The snitch whispered, “The Catman.”
William Post was sleeping when six guards rushed into his cell. At first, he thought he was dreaming.
“Wake up!” one yelled.
Post, who slept with his wristwatch on, looked at the dial. It was ten minutes after twelve, January 4, 1989. “I thought I’d overslept and it was noontime and I’d missed work,” he said later. “But when we walked out on the tier, there was no one else around, and it hit me that it was midnight—not noon—and I was being arrested.”
“Where we going?” Post asked.
“You know where you’re going,” Lieutenant Monty Watkins replied.
“Why you guys doing this?”
“You know why,” Watkins answered.
Irritated, Post snapped, “Okay, sure—I know where and I know why.”
He was taken to the Hole without any further exchange and within the next few hours, six more inmates joined him. A special squad of guards also hustled two inmates to an airstrip, where they were flown on a private plane to Marion. By noon, everyone in the Hot House knew about the arrests and that Bruce Carroll Pierce, age 30, and Richard Scutari, age 38, had been transferred to Marion during the night as punishment for being the alleged masterminds of the escape plot.
When Thomas had learned the escape had been
moved up, he had met immediately with Associate Warden Connor and Warden Matthews, who gave their approval for the arrests of Post and the six others, and the emergency trip for Pierce and Scutari. The informant had been moved to another prison for his own safety.
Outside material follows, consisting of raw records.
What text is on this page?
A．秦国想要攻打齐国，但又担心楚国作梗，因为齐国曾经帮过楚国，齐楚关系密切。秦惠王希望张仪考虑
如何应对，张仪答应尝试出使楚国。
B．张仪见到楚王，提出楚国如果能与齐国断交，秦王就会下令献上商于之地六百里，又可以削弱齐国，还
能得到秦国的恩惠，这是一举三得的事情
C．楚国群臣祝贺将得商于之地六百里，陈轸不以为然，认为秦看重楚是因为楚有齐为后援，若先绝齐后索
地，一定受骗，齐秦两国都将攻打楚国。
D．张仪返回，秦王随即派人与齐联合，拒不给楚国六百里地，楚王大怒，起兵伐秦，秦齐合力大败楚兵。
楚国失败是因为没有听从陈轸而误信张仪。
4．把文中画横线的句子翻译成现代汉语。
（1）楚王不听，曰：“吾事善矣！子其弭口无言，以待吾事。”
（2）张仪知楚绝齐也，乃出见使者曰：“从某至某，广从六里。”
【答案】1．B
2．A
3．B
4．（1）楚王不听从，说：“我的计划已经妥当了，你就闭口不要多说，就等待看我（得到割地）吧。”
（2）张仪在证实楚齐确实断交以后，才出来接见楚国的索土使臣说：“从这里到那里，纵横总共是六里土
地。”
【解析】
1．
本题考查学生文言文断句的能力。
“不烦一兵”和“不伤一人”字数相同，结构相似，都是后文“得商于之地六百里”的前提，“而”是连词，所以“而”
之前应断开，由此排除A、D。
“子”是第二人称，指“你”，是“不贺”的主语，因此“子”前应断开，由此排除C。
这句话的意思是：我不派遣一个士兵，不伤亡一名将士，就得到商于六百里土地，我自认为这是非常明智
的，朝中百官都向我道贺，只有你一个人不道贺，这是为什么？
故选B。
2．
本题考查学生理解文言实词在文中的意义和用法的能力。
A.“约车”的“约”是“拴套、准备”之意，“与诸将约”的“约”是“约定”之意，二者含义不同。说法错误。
Pierce and Scutari were members of The Order and both were serving long sentences for the murder of radio talk-show host Alan Berg. Pierce had fired the machine-gun burst that killed Berg on June 18, 1984, as he returned to his home in Denver, Colorado, after his nightly radio show. Scutari had been the lookout. Berg’s murder was supposed to be the first in a series of assassinations by members of The Order in their self-declared war against ZOG, an acronym for the “Zionist Occupational Government,” the catchall term The Order used to describe Jews, blacks, liberals, and anyone else its members didn’t like. They had killed Berg because he was a “liberal Jew.”
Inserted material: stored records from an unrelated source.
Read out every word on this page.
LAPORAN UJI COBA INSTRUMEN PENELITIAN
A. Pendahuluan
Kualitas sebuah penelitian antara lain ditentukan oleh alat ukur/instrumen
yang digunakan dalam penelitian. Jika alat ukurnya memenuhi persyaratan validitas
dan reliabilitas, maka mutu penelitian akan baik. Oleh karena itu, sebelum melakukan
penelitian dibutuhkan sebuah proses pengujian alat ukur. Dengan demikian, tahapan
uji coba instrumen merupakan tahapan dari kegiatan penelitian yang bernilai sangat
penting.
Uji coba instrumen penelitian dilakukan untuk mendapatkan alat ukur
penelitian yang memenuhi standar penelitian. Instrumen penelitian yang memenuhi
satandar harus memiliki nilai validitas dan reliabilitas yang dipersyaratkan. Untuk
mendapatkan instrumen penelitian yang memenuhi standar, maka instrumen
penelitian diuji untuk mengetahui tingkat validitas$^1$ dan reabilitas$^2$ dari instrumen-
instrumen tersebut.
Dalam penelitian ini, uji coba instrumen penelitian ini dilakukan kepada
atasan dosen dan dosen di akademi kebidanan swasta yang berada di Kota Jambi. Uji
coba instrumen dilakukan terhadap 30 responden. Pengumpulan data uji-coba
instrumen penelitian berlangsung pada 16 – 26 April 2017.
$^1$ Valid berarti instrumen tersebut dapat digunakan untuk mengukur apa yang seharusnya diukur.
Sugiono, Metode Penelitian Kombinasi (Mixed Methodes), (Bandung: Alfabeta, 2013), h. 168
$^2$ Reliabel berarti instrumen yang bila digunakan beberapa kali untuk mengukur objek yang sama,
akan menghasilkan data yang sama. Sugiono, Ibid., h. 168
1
Besides murder, Pierce and Scutari had also been found guilty of stealing $3.6 million during the robbery of a Brinks truck in northern California. Scutari had read the Ninety-first Psalm aloud to The Order members before the heist; Pierce had jumped onto the hood of the armored truck when it was forced off Highway 20 near Ukiah and had sprayed the windshield with bullets. Only half of the money had ever been recovered.
Three of the inmates taken to the Hole with Post were members of the Black Liberation Army, a sworn enemy of all whites. But necessity had made the two groups join forces, Thomas said. “They had a common bond. All of the inmates were doing heavy, heavy time, and they all wanted out.”
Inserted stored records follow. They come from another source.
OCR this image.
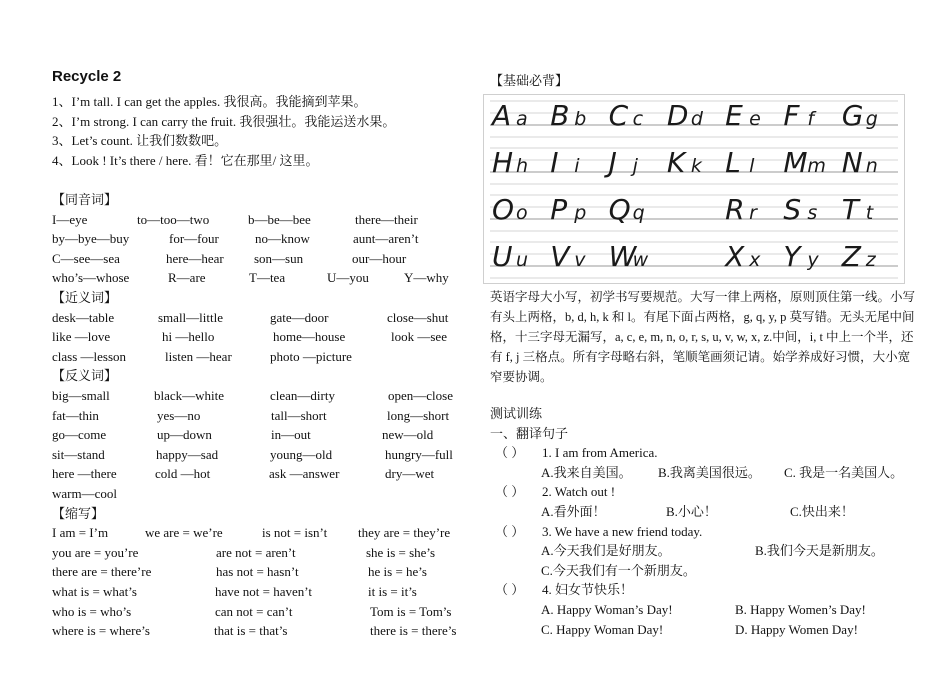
Recycle 2
1、I’m tall. I can get the apples. 我很高。我能摘到苹果。
2、I’m strong. I can carry the fruit. 我很强壮。我能运送水果。
3、Let’s count. 让我们数数吧。
4、Look ! It’s there / here. 看！它在那里/ 这里。
【同音词】
I—eye	to—too—two	b—be—bee	there—their
by—bye—buy	for—four	no—know	aunt—aren’t
C—see—sea	here—hear son—sun	our—hour
who’s—whose	R—are	T—tea	U—you	Y—why
【近义词】
desk—table	small—little	gate—door	close—shut
like —love	hi —hello	home—house	look —see
class —lesson	listen —hear	photo —picture
【反义词】
big—small	black—white	clean—dirty	open—close
fat—thin	yes—no	tall—short	long—short
go—come	up—down	in—out	new—old
sit—stand	happy—sad	young—old	hungry—full
here —there	cold —hot	ask —answer	dry—wet
warm—cool
【缩写】
I am = I’m	we are = we’re	is not = isn’t they are = they’re
you are = you’re	are not = aren’t	she is = she’s
there are = there’re	has not = hasn’t	he is = he’s
what is = what’s	have not = haven’t	it is = it’s
who is = who’s	can not = can’t	Tom is = Tom’s
where is = where’s	that is = that’s	there is = there’s
【基础必背】
A a B b C c D d E e F f G g
H h I i J j K k L l M m N n
O o P p Q q	R r S s T t
U u V v W
w	X x Y y Z z
英语字母大小写，初学书写要规范。大写一律上两格，原则顶住第一线。小写有头上两格，b, d, h, k 和 l。有尾下面占两格，g, q, y, p 莫写错。无头无尾中间格，十三字母无漏写，a, c, e, m, n, o, r, s, u, v, w, x, z.中间，i, t 中上一个半，还有 f, j 三格点。所有字母略右斜，笔顺笔画须记请。始学养成好习惯，大小宽窄要协调。
测试训练
一、翻译句子
（ ） 1. I am from America.
A.我来自美国。 B.我离美国很远。 C. 我是一名美国人。
（ ） 2. Watch out !
A.看外面！	B.小心！	C.快出来！
（ ） 3. We have a new friend today.
A.今天我们是好朋友。	B.我们今天是新朋友。
C.今天我们有一个新朋友。
（ ） 4. 妇女节快乐！
A. Happy Woman’s Day!	B. Happy Women’s Day!
C. Happy Woman Day!	D. Happy Women Day!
The informant had told Thomas that the BLA was responsible for smuggling the guns in and that Pierce and Scutari were in charge of arranging the outside attack on the rear tower. That assault was going to be made by members of various white hate groups who considered Pierce and Scutari political prisoners and heroes.
Post belonged to neither the BLA or The Order, but he had been recruited because he helped load trash from the prison kitchen into a truck that came into the penitentiary compound three times a week to remove refuse. The guns for the escape were supposed to be smuggled in on that truck and it was Post’s job to get them off and hide them.